For years, Apple has held tight controls on its existing proprietary MagSafe charging port connector, which uses small, powerful magnets to keep a MacBook's charging cord attached to the device. The MagSafe design allows the cord to quickly detach itself from the MacBook in the event a user accidentally or carelessly trips over the power cord, preventing certain damage and expense from a dropped and smashed MacBook.
That could be changing, though, according to a March 12 VentureBeat
report that says that Apple will at some point be allowing third-party accessory vendors
to use the new USB-C port to add accessories to the upcoming new MacBooks for users.
"Third parties will be allowed to create external power sources for the MacBook, so long as they produce enough power to fully charge the computer and comply with some other technical requirements," according to the article.
For MacBook users, this is big because it will open up a world of accessories that they could not use in the past, including external batteries that can power their machines after the built-in batteries run out of juice, extending the usefulness of their machines during long work days.
The port change is reminiscent of the changes Apple made back in 2012 when the former 30-pin connector on iPhones was changed to a smaller and simpler new eight-pin Lightning connector, starting with Apple's then-new iPhone 5. For iPhone owners, that meant that the accessories they had bought, collected and used for their previous iPhones would now not plug directly in to their new phones.
The new USB-C port in the upcoming thinner, faster and sleeker MacBook was unveiled on March 9 at Apple's "Spring Forward" event, which was held to showcase the new MacBook and the company's Apple Watch.
The updated MacBook laptop has a super-thin 13.1mm profile and weighs just 2 pounds.

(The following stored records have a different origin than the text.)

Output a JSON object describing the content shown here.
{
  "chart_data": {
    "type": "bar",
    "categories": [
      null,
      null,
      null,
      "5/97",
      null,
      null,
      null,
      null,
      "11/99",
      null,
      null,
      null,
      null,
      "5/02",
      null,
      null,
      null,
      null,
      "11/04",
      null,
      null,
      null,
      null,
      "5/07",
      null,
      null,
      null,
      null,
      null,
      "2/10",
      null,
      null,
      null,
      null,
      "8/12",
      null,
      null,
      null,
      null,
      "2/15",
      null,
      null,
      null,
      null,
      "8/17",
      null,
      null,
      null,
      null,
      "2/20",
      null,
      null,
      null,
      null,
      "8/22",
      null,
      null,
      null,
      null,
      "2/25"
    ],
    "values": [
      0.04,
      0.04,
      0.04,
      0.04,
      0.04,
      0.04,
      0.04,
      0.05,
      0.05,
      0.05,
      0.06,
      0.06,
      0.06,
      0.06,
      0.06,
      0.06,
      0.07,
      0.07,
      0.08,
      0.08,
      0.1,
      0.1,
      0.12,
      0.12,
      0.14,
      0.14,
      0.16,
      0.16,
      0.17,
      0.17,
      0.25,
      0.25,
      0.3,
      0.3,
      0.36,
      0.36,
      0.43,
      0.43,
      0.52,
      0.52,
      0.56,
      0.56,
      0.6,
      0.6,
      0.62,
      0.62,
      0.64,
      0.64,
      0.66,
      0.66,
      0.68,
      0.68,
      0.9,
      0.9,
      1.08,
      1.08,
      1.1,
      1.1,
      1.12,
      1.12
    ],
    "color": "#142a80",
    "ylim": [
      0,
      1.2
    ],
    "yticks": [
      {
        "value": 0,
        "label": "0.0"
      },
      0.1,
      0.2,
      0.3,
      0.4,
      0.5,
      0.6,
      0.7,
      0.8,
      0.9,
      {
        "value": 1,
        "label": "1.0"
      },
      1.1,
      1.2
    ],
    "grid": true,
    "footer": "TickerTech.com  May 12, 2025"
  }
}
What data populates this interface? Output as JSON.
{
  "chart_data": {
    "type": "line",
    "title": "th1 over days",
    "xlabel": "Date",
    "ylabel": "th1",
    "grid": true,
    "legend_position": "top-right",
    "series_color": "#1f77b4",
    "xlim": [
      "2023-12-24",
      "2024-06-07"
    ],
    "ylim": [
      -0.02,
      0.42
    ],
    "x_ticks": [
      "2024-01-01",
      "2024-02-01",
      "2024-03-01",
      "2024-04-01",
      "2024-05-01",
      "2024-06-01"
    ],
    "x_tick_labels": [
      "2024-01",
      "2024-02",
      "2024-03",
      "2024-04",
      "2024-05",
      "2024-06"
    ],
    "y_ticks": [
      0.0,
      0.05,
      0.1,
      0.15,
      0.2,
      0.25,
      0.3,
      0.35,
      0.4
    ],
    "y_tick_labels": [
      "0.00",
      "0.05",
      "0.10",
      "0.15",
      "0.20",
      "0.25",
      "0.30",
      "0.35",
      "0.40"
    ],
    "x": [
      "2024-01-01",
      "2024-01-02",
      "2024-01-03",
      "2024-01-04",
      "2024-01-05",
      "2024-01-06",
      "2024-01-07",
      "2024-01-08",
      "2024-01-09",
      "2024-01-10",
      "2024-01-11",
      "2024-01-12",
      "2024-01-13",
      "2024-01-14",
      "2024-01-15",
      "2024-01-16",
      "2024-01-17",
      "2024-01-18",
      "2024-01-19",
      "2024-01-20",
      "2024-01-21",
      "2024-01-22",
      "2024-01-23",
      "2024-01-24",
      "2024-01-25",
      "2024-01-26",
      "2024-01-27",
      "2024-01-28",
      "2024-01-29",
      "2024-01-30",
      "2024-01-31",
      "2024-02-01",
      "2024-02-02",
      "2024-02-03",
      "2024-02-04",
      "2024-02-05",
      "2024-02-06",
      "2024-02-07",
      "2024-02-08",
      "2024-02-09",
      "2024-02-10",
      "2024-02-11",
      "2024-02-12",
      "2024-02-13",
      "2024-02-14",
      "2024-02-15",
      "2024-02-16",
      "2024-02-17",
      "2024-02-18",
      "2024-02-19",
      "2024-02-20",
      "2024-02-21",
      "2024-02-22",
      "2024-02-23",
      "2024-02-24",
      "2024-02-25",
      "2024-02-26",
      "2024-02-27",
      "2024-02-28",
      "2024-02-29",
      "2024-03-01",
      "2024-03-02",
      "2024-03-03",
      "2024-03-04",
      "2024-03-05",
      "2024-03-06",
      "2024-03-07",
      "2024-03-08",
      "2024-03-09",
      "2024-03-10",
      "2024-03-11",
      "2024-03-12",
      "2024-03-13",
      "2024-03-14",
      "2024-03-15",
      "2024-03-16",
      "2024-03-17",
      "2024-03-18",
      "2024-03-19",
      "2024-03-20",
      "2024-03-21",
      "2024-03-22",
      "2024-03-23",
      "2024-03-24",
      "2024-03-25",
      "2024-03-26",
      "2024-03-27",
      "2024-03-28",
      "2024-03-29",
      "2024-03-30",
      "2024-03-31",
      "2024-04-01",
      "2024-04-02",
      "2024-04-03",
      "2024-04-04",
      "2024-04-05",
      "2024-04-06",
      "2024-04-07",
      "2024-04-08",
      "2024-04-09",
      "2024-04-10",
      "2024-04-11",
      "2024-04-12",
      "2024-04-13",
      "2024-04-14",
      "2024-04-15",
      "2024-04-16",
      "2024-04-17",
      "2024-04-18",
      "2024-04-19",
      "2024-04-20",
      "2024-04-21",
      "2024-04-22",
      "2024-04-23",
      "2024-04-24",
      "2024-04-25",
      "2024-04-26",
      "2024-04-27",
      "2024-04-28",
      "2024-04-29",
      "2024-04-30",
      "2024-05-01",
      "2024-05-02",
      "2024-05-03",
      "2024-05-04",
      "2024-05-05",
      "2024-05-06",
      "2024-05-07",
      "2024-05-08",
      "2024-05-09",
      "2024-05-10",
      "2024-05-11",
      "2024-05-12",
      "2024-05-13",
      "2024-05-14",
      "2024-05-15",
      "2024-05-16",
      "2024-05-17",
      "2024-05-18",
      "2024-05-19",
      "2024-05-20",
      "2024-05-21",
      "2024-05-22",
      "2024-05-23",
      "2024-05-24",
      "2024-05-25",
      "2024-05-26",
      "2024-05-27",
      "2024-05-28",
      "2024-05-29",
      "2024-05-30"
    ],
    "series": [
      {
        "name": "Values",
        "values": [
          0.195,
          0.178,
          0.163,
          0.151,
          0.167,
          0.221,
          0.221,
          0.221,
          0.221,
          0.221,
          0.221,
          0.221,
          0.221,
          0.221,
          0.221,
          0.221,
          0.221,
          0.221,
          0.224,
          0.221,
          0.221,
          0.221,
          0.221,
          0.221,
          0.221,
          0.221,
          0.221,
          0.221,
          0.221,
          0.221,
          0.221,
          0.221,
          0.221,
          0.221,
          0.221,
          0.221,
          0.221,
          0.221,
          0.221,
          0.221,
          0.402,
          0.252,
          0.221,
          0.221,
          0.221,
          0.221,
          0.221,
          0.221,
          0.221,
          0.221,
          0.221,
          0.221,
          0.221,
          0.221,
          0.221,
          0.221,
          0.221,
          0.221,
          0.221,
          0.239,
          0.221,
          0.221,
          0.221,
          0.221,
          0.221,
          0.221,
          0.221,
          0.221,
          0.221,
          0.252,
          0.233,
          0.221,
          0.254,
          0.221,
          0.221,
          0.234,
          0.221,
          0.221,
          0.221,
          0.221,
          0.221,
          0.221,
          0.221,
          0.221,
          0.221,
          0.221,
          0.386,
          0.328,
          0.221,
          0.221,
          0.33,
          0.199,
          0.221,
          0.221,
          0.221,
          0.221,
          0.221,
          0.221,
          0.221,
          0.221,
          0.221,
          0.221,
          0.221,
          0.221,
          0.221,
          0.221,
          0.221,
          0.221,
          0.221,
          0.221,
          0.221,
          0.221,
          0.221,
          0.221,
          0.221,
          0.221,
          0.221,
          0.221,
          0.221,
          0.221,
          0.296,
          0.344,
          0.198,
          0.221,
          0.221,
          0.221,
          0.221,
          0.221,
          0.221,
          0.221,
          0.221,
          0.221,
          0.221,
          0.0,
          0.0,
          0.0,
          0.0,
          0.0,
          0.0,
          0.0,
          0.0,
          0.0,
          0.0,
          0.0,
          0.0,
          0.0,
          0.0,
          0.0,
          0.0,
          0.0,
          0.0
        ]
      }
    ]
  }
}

The existing MacBook Air is 17.3mm thick, by comparison, an increase of about 24 percent.
The new MacBook includes a host of other changes, such as a new butterfly keyboard system that replaces the old scissors keys system, resulting in a smaller, quieter keyboard that is 40 percent thinner than the one it replaces.

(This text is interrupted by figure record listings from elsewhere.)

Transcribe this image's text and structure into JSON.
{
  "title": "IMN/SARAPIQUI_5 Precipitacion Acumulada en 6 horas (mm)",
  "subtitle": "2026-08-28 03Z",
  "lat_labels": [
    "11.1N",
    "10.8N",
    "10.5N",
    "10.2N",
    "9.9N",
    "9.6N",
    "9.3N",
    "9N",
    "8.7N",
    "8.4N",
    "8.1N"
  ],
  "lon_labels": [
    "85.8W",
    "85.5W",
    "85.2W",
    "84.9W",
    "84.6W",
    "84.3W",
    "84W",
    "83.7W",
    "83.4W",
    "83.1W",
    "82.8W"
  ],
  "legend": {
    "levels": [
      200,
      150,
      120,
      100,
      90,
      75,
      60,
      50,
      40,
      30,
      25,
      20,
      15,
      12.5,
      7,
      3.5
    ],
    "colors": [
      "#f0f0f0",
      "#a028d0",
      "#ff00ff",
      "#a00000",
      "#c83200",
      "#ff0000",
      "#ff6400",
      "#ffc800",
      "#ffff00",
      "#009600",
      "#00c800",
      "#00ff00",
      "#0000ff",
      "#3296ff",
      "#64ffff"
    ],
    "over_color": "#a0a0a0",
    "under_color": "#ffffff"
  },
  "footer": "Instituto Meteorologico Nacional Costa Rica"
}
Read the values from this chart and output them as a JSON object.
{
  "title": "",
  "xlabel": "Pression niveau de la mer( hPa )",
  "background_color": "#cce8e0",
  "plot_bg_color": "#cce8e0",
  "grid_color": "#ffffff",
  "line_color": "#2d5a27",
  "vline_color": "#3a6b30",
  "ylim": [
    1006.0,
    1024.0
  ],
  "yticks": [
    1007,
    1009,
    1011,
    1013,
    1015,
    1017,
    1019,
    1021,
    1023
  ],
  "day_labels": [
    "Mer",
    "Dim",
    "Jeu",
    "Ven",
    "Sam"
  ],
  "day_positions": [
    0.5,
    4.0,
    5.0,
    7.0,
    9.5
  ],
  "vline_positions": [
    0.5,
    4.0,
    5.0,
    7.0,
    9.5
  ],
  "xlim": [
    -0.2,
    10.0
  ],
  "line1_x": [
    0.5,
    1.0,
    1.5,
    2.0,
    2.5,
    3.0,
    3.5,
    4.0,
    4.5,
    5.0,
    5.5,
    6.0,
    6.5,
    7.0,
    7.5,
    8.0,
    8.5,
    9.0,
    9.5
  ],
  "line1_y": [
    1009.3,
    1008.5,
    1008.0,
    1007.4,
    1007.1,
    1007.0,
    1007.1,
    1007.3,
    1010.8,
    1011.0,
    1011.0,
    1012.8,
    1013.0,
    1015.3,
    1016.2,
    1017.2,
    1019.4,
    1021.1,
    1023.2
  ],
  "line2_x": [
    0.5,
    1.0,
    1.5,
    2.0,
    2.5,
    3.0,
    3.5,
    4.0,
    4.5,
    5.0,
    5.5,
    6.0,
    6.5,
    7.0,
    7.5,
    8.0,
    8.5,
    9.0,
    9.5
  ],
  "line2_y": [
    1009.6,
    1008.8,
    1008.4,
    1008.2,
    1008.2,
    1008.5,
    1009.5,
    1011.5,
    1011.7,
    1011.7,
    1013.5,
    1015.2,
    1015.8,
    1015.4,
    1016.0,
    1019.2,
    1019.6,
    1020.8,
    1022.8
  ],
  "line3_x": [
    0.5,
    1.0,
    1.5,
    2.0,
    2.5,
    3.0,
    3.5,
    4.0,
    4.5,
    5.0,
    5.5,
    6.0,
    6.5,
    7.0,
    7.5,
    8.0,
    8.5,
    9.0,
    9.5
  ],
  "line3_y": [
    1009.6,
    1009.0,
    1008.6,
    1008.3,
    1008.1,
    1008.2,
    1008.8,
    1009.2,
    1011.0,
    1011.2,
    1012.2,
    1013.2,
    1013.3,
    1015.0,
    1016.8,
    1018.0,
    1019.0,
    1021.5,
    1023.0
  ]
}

The redesigned MacBook includes a 12-inch diagonal Retina screen with edge-to-edge cover glass and 2,304-by-1,440 resolution, the thinnest panel ever installed in a MacBook, at 0.88mm thin, and display power consumption that is 30 percent less than previous displays. The new MacBooks will be available April 10 starting at $1,299 for a basic machine that includes a 1.1GHz dual-core Intel Core M processor with Turbo Boost speeds of up to 2.4GHz, 8GB of memory, 256GB of flash storage and Intel HD Graphics 5300. For $1,599, users can get their MacBook with a 1.2GHz dual-core Intel Core M processor with Turbo Boost speeds of up to 2.6GHz, 8GB of memory, 512GB of flash storage and Intel HD Graphics 5300.
Also included is a new Force Touch track-pad with a "click" that's managed with software rather than through physical means. The track-pad includes a glass surface with four force sensors and a taptic engine for great user response. The system also reacts to whether a user gives it a light tap or a deep press. If a user presses harder on the fast-forward button in Quicktime, for example, the video plays faster on the screen, reacting to the user's input.
A huge improvement in the new MacBook is that it comes without an internal cooling fan, making it silent.